Rise to the challenge

Despite the many ways modern games seek to rework Zelda’s core elements, it’s arguable that a Zelda-like is only as good as its dungeons. Of course, Breath of the Wild’s shrines represented a shift away from this series staple; indie developers, meanwhile, are still flying the flag for the earlier Zelda games’ puzzle box gauntlets, and Swedish studio Ludosity’s Ittle Dew series is a prime example of this.

With a bold cel-shaded art style, 2016 sequel, Ittle Dew 2, is notable for its light-hearted tone; it openly (and affectionately) parodies the series from which it draws its inspiration. From the aptly named Pillow Fort tutorial to the deceptive trickery of Slippery Slope, Ittle Dew 2 centres each of its dungeons on a specific theme in true Zelda-esque fashion.

But while some Zelda dungeons were capable of causing frustration (Ocarina of Time’s tricky Water Temple, say) Ludosity CEO Joel Nyström managed to come up with a way to sidestep this in Ittle Dew 2. “Challenge is fun,” Nyström says, “but we made sure it was also fair. We also made sure that the greatest challenges in the game were optional, leaving them for players who wanted to challenge themselves.”

Creating finely tuned, multilayered dungeons is crucial, but more and more Zelda-likes are letting players choose the order in which they complete them – an approach that’s akin to the open-world design found in many recent triple-A blockbusters.


Ittle Dew’s ice level, harking back to the classics

“For the first Ittle Dew, we switched up the structure of the dungeon-item loop by providing a store where you buy items, and (players are) able to tackle dungeons in any order,” Nyström says, before adding, jokingly, “This was stolen from us in the Zelda game, A Link Between Worlds, and we’re definitely suing Nintendo.”
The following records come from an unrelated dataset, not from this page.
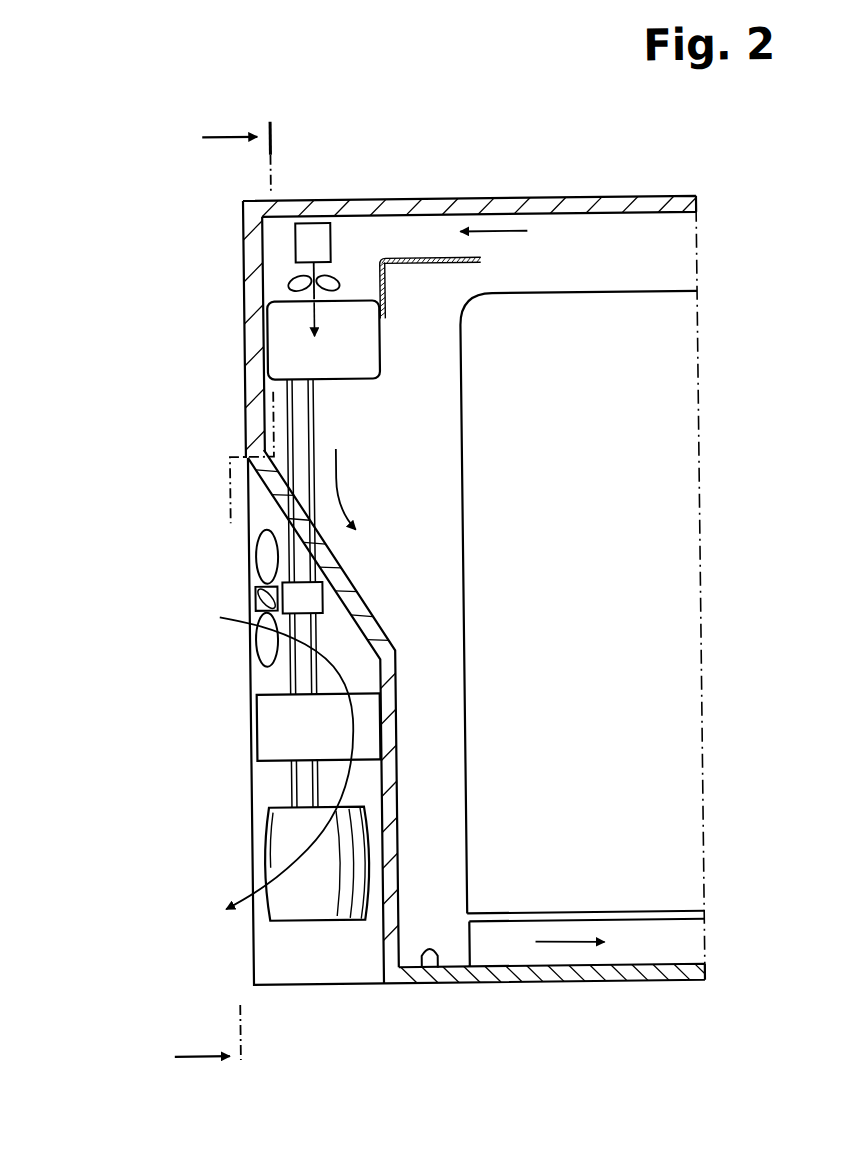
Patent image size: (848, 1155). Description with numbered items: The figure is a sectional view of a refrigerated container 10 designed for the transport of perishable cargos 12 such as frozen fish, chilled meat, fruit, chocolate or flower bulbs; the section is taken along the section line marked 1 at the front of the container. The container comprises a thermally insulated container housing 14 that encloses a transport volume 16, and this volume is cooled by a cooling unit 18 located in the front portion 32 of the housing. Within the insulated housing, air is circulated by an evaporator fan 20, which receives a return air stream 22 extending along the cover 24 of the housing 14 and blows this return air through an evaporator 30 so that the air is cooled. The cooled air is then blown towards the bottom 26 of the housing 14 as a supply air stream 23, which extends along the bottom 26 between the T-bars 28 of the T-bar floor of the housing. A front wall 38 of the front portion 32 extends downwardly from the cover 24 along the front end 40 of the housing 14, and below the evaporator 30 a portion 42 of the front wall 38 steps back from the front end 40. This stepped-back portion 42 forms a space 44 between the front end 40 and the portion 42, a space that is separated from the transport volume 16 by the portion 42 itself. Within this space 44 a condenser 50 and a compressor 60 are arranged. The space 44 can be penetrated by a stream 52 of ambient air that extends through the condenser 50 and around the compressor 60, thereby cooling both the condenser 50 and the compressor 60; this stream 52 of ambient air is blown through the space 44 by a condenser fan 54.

The section line I-I 1 is at (223, 606).
The refrigerated container 10 is at (160, 141).
The perishable cargos 12 is at (651, 609).
The container housing 14 is at (640, 190).
The transport volume 16 is at (663, 260).
The cooling unit 18 is at (397, 400).
The evaporator fan 20 is at (313, 235).
The return air stream 22 is at (494, 235).
The supply air stream 23 is at (333, 479).
The cover 24 is at (565, 209).
The bottom 26 is at (425, 971).
The T-bars 28 is at (677, 950).
The evaporator 30 is at (281, 320).
The front portion 32 is at (240, 242).
The front wall 38 is at (250, 390).
The front end 40 is at (245, 277).
The portion of front wall 42 is at (358, 626).
The space 44 is at (255, 794).
The condenser 50 is at (277, 730).
The stream of ambient air 52 is at (236, 898).
The condenser fan 54 is at (306, 599).
The compressor 60 is at (294, 902).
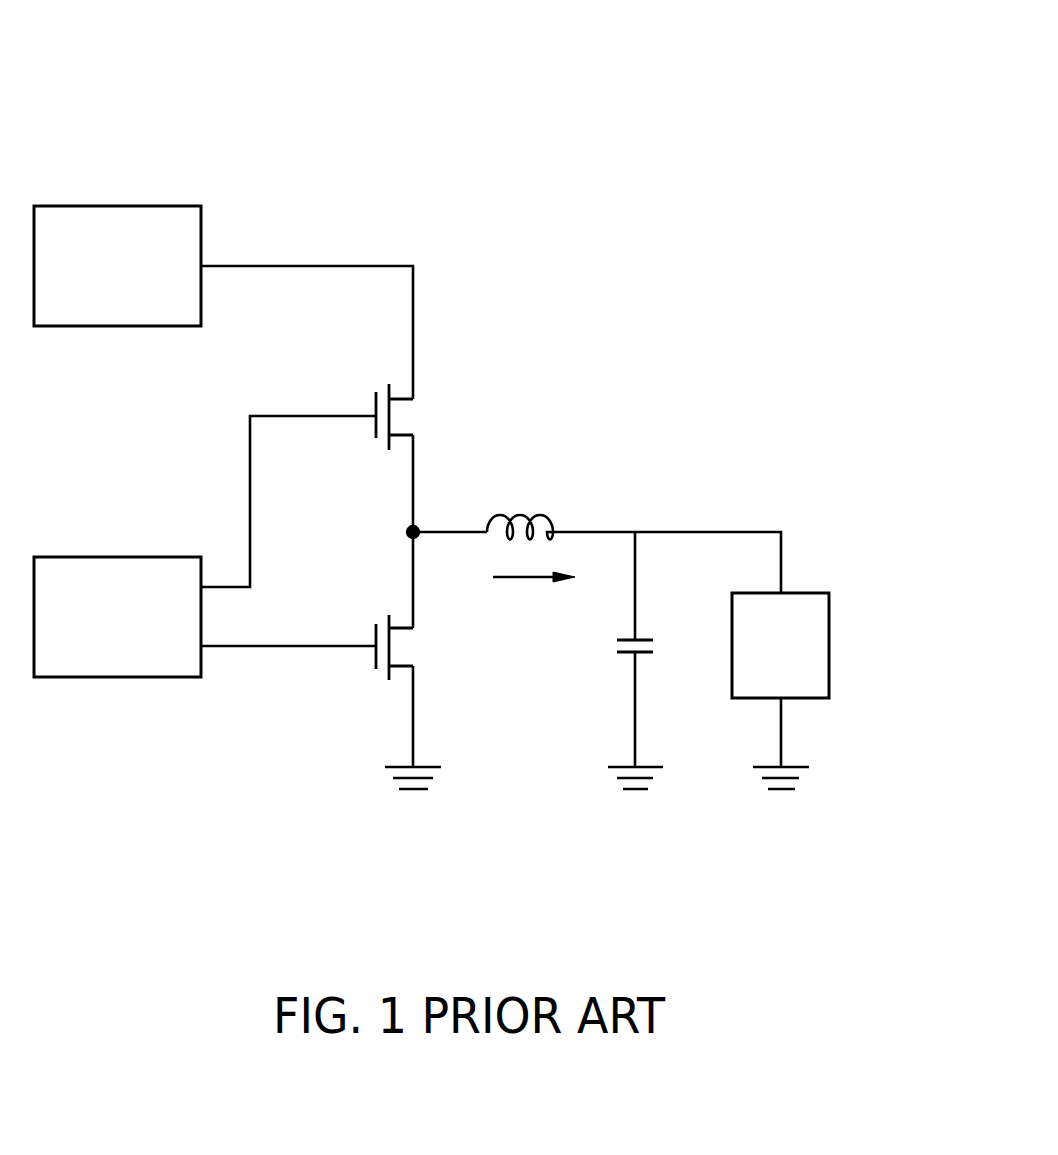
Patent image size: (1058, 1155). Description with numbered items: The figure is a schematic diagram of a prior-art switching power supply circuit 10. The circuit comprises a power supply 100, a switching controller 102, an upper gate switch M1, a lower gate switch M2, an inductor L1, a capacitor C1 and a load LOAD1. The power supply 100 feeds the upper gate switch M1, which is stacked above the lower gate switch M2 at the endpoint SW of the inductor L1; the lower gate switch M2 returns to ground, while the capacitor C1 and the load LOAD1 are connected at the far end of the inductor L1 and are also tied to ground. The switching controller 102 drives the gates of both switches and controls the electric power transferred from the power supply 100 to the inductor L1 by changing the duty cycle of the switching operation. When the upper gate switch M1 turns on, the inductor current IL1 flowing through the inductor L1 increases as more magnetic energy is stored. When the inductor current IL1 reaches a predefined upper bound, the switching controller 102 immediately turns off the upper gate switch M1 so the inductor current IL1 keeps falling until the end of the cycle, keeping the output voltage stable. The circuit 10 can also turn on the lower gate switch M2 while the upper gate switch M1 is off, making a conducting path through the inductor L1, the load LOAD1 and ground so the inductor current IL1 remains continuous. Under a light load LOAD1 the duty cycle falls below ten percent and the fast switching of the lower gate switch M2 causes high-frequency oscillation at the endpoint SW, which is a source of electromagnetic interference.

As great as increased player choice may be, Hob’s Patrick Blank suggests that, when it comes to dungeon design, there’s no replacement for good, old-fashioned playtesting and iteration. “Making fun puzzles is really hard,” Blank tells us. “We would do a lot of prototyping and early on pass it around to others in the studio to get feedback. Like everything else, you temp it out, test it, and see what else you can add to it or tweak about it.”

This was certainly the case for Hob, Blank adds. “Lots of things shifted around as new gameplay elements got added to the game, and we would go back and try to fit more into the puzzles based on those. It’s a long process.”

Ultimately, with the Zelda series being so good at reinventing itself, it only makes sense that games that seek to transport players back to the early games’ mix of exploration, action, and puzzle-solving would also move with the times.

Whatever twists and contortions modern indies might make to Shigeru Miyamoto’s original concept, though, there’s one thing that any great Zelda-like needs to create: the sense of a lone, ambitious adventurer striking out in a dangerous yet captivating world.